Меня начинало, однако, подзадоривать.
– Но как же я-то вдруг явлюсь? Ты с ума сошел!
– Пока еще нет, голубчик. На скромность моих приятелей нельзя было бы рассчитывать, если б они явились одни. Но ведь мы все будем связаны…
– Кто же будут их дамы? Уж не Додо ли Рыбинская?
– А ты как бы думала?
– Ну, литератор, ты совсем рехнулся. Какая нелепость. Этакую святошу, образцовую мать семейства, и вдруг приплел к любовным затеям à la régence.
– Вот увидишь.
– Да я ни за что не поеду!
– Как знаешь, голубчик, как знаешь. Мое дело было предложить тебе…
Так мы и проболтали с ним все об этих soupers-régence.
Ведь у него не разберешь иногда: серьезно ли он говорит или дурачится… Нельзя этого устроить так, чтоб не узнали! Да и потом надо, чтобы женщины были между собою слишком близки. Как же иначе?
Постом начнутся глупые концерты. Что-нибудь новенькое было бы недурно!
Неужели добродетельные барыни, о которых он говорил, срывают цветы удовольствия? Если оно так, я тогда сама обращаюсь опять в девичество.
Они, стало быть, меня перехитрили!
Вот и пост. Все замерло… на первую неделю. Буду ли я говеть? Отложу до страстной.
Софи пустилась что-то в благочестие. Заезжала и звала на ефимоны.
Пусть ее молится. Грех ее велик: она до сих пор еще соединена узами незаконной любви с Кучкиным. Это даже не грех, это – преступление!
По части духовного я съезжу на концерт певческой капеллы разок, и довольно: хорошенького понемножку.
Подождать недельку, а там начнутся живые картины в Михайловском театре. Вот уж можно сказать: великопостные удовольствия. Оно и все так делается. Мой сочинитель говорит, что вся жизнь состоит из контрастов. А тут чего же лучше, какого еще контраста? В церквах звон; а Деверия в первое же воскресенье явится какой-нибудь нимфой с одним бантом, pour tout décor [175].
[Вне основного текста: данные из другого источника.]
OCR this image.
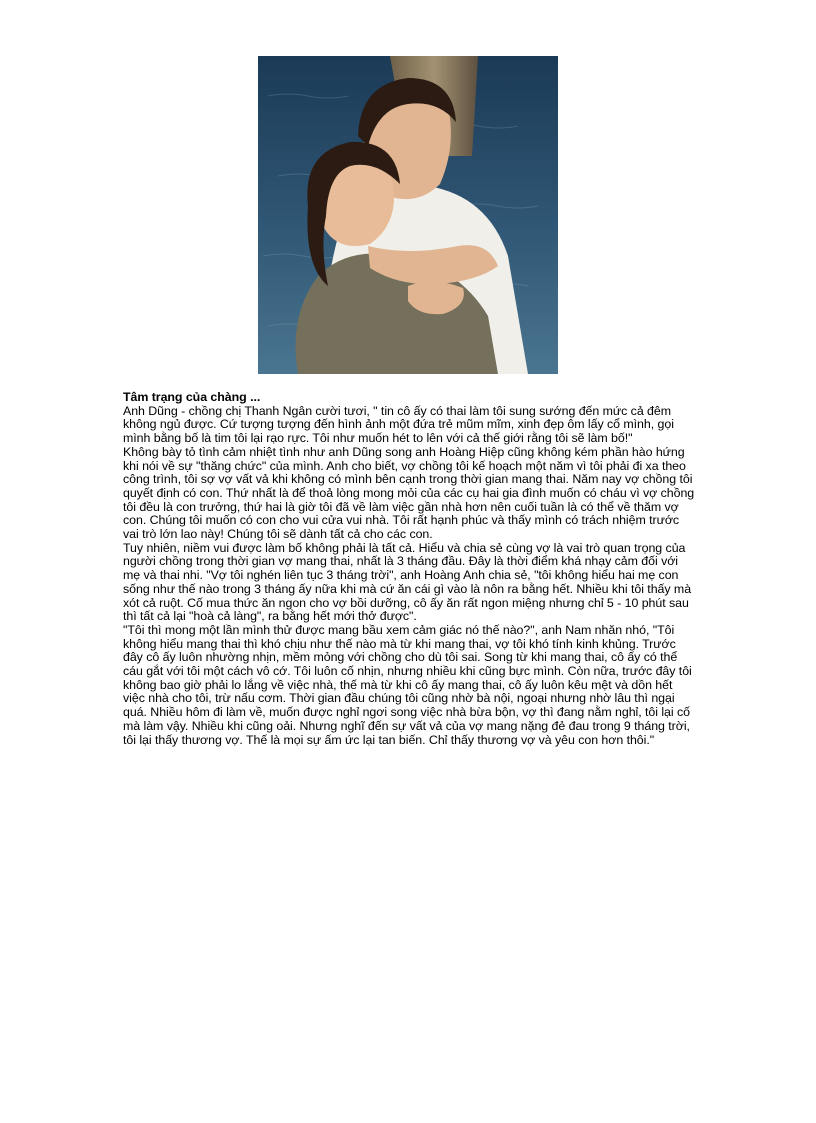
Tâm trạng của chàng ...

Anh Dũng - chồng chị Thanh Ngân cười tươi, " tin cô ấy có thai làm tôi sung sướng đến mức cả đêm không ngủ được. Cứ tượng tượng đến hình ảnh một đứa trẻ mũm mĩm, xinh đẹp ôm lấy cổ mình, gọi mình bằng bố là tim tôi lại rạo rực. Tôi như muốn hét to lên với cả thế giới rằng tôi sẽ làm bố!"

Không bày tỏ tình cảm nhiệt tình như anh Dũng song anh Hoàng Hiệp cũng không kém phần hào hứng khi nói về sự "thăng chức" của mình. Anh cho biết, vợ chồng tôi kế hoạch một năm vì tôi phải đi xa theo công trình, tôi sợ vợ vất vả khi không có mình bên cạnh trong thời gian mang thai. Năm nay vợ chồng tôi quyết định có con. Thứ nhất là để thoả lòng mong mỏi của các cụ hai gia đình muốn có cháu vì vợ chồng tôi đều là con trưởng, thứ hai là giờ tôi đã về làm việc gần nhà hơn nên cuối tuần là có thể về thăm vợ con. Chúng tôi muốn có con cho vui cửa vui nhà. Tôi rất hạnh phúc và thấy mình có trách nhiệm trước vai trò lớn lao này! Chúng tôi sẽ dành tất cả cho các con.

Tuy nhiên, niềm vui được làm bố không phải là tất cả. Hiểu và chia sẻ cùng vợ là vai trò quan trọng của người chồng trong thời gian vợ mang thai, nhất là 3 tháng đầu. Đây là thời điểm khá nhạy cảm đối với mẹ và thai nhi. "Vợ tôi nghén liên tục 3 tháng trời", anh Hoàng Anh chia sẻ, "tôi không hiểu hai mẹ con sống như thế nào trong 3 tháng ấy nữa khi mà cứ ăn cái gì vào là nôn ra bằng hết. Nhiều khi tôi thấy mà xót cả ruột. Cố mua thức ăn ngon cho vợ bồi dưỡng, cô ấy ăn rất ngon miệng nhưng chỉ 5 - 10 phút sau thì tất cả lại "hoà cả làng", ra bằng hết mới thở được".

"Tôi thì mong một lần mình thử được mang bầu xem cảm giác nó thế nào?", anh Nam nhăn nhó, "Tôi không hiểu mang thai thì khó chịu như thế nào mà từ khi mang thai, vợ tôi khó tính kinh khủng. Trước đây cô ấy luôn nhường nhịn, mềm mỏng với chồng cho dù tôi sai. Song từ khi mang thai, cô ấy có thể cáu gắt với tôi một cách vô cớ. Tôi luôn cố nhịn, nhưng nhiều khi cũng bực mình. Còn nữa, trước đây tôi không bao giờ phải lo lắng về việc nhà, thế mà từ khi cô ấy mang thai, cô ấy luôn kêu mệt và dồn hết việc nhà cho tôi, trừ nấu cơm. Thời gian đầu chúng tôi cũng nhờ bà nội, ngoại nhưng nhờ lâu thì ngại quá. Nhiều hôm đi làm về, muốn được nghỉ ngơi song việc nhà bừa bộn, vợ thì đang nằm nghỉ, tôi lại cố mà làm vậy. Nhiều khi cũng oải. Nhưng nghĩ đến sự vất vả của vợ mang nặng đẻ đau trong 9 tháng trời, tôi lại thấy thương vợ. Thế là mọi sự ấm ức lại tan biến. Chỉ thấy thương vợ và yêu con hơn thôi."
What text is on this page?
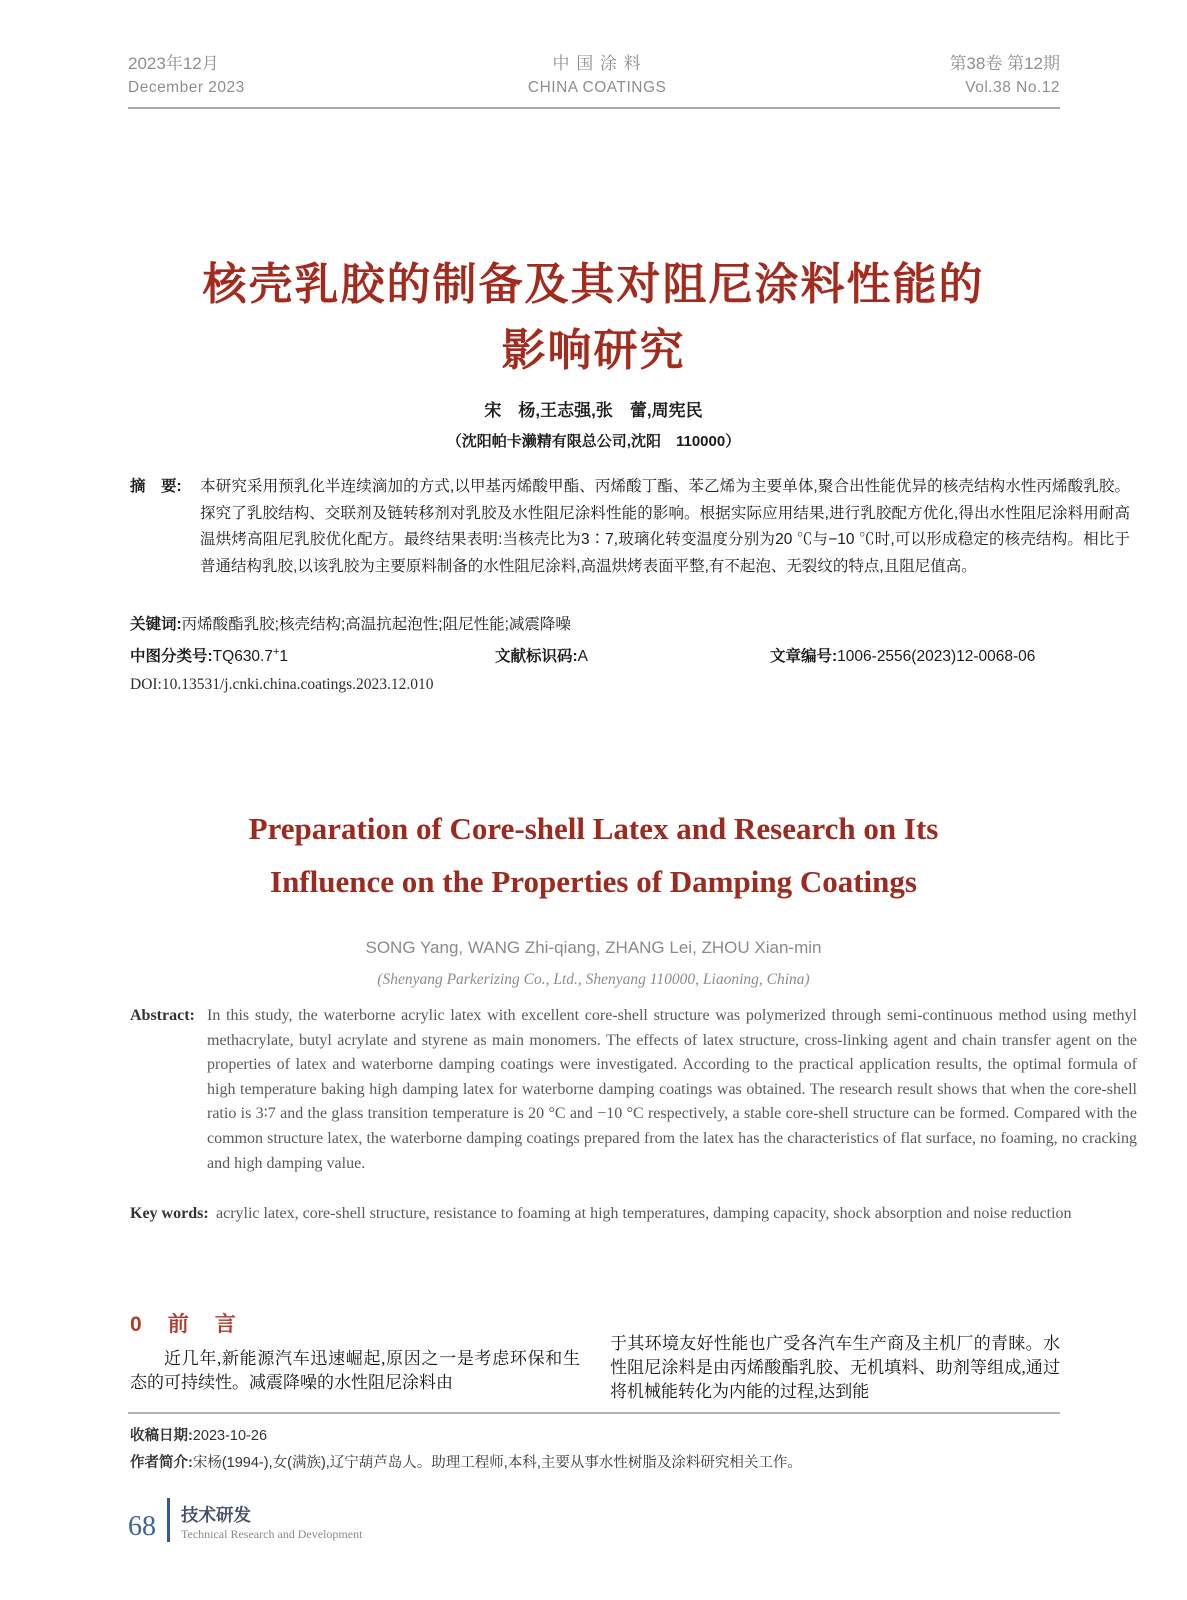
2023年12月
December 2023
中 国 涂 料
CHINA COATINGS
第38卷 第12期
Vol.38 No.12
核壳乳胶的制备及其对阻尼涂料性能的
影响研究
宋　杨,王志强,张　蕾,周宪民
（沈阳帕卡濑精有限总公司,沈阳　110000）
摘　要: 本研究采用预乳化半连续滴加的方式,以甲基丙烯酸甲酯、丙烯酸丁酯、苯乙烯为主要单体,聚合出性能优异的核壳结构水性丙烯酸乳胶。探究了乳胶结构、交联剂及链转移剂对乳胶及水性阻尼涂料性能的影响。根据实际应用结果,进行乳胶配方优化,得出水性阻尼涂料用耐高温烘烤高阻尼乳胶优化配方。最终结果表明:当核壳比为3∶7,玻璃化转变温度分别为20 ℃与−10 ℃时,可以形成稳定的核壳结构。相比于普通结构乳胶,以该乳胶为主要原料制备的水性阻尼涂料,高温烘烤表面平整,有不起泡、无裂纹的特点,且阻尼值高。
关键词:丙烯酸酯乳胶;核壳结构;高温抗起泡性;阻尼性能;减震降噪
中图分类号:TQ630.7+1	文献标识码:A	文章编号:1006-2556(2023)12-0068-06
DOI:10.13531/j.cnki.china.coatings.2023.12.010
Preparation of Core-shell Latex and Research on Its
Influence on the Properties of Damping Coatings
SONG Yang, WANG Zhi-qiang, ZHANG Lei, ZHOU Xian-min
(Shenyang Parkerizing Co., Ltd., Shenyang 110000, Liaoning, China)
Abstract: In this study, the waterborne acrylic latex with excellent core-shell structure was polymerized through semi-continuous method using methyl methacrylate, butyl acrylate and styrene as main monomers. The effects of latex structure, cross-linking agent and chain transfer agent on the properties of latex and waterborne damping coatings were investigated. According to the practical application results, the optimal formula of high temperature baking high damping latex for waterborne damping coatings was obtained. The research result shows that when the core-shell ratio is 3∶7 and the glass transition temperature is 20 °C and −10 °C respectively, a stable core-shell structure can be formed. Compared with the common structure latex, the waterborne damping coatings prepared from the latex has the characteristics of flat surface, no foaming, no cracking and high damping value.
Key words: acrylic latex, core-shell structure, resistance to foaming at high temperatures, damping capacity, shock absorption and noise reduction
0 前 言
近几年,新能源汽车迅速崛起,原因之一是考虑环保和生态的可持续性。减震降噪的水性阻尼涂料由
于其环境友好性能也广受各汽车生产商及主机厂的青睐。水性阻尼涂料是由丙烯酸酯乳胶、无机填料、助剂等组成,通过将机械能转化为内能的过程,达到能
收稿日期:2023-10-26
作者简介:宋杨(1994-),女(满族),辽宁葫芦岛人。助理工程师,本科,主要从事水性树脂及涂料研究相关工作。
68	技术研发
Technical Research and Development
Песенки будут петь новые. Я люблю Dieudonné. Мне не приняться ли твердить зады? Я уж года полтора рояли не открывала.
Нет, лучше буду почаще являться на аудиенцию к Вениаминовой и ездить с ней в приют.
Меня, однако ж, интригуют те вечера, о которых говорил Домбрович. Он молчит теперь. Ведь этакий противный!.. Придется мне опять завести речь.
Вот так пассаж! (Я употребляю выражение сочинителя.) Запишу все до ниточки. Хитрый мой сочинитель добился-таки того, что я заговорила о тех soupers-régence… Он ничего, улыбается.
– Да ты мне расскажи толком! – пристаю я к нему.
– Ты все уже знаешь, мой друг. Мы будем собираться у Сергея Володского.
– Да какие женщины?
– Такие, голубчик, которые тебя уж, конечно, не выдадут, потому что они сами бы себя выдали.
– Но я хочу знать их имена!
– Тайны никакой нет. Но тебе самой приятнее будет приготовить себе маленький сюрприз. Вдруг вы все соберетесь и скажете, как Фамусов: "Ба! знакомые все лица!"
– Идея недурная!
– Вольно же тебе было капризничать.
– Да, но согласись… Ça porte un caractère… [176]
Я хотела, кажется, покраснеть; но не сумела. Домбрович взял мое лицо в обе руки и, глядя на меня смеющимися глазами, проговорил:
– Ах ты, плутовка! Зачем ты предо мной-то манеришься? Ты теперь всему обучена и ничего не боишься.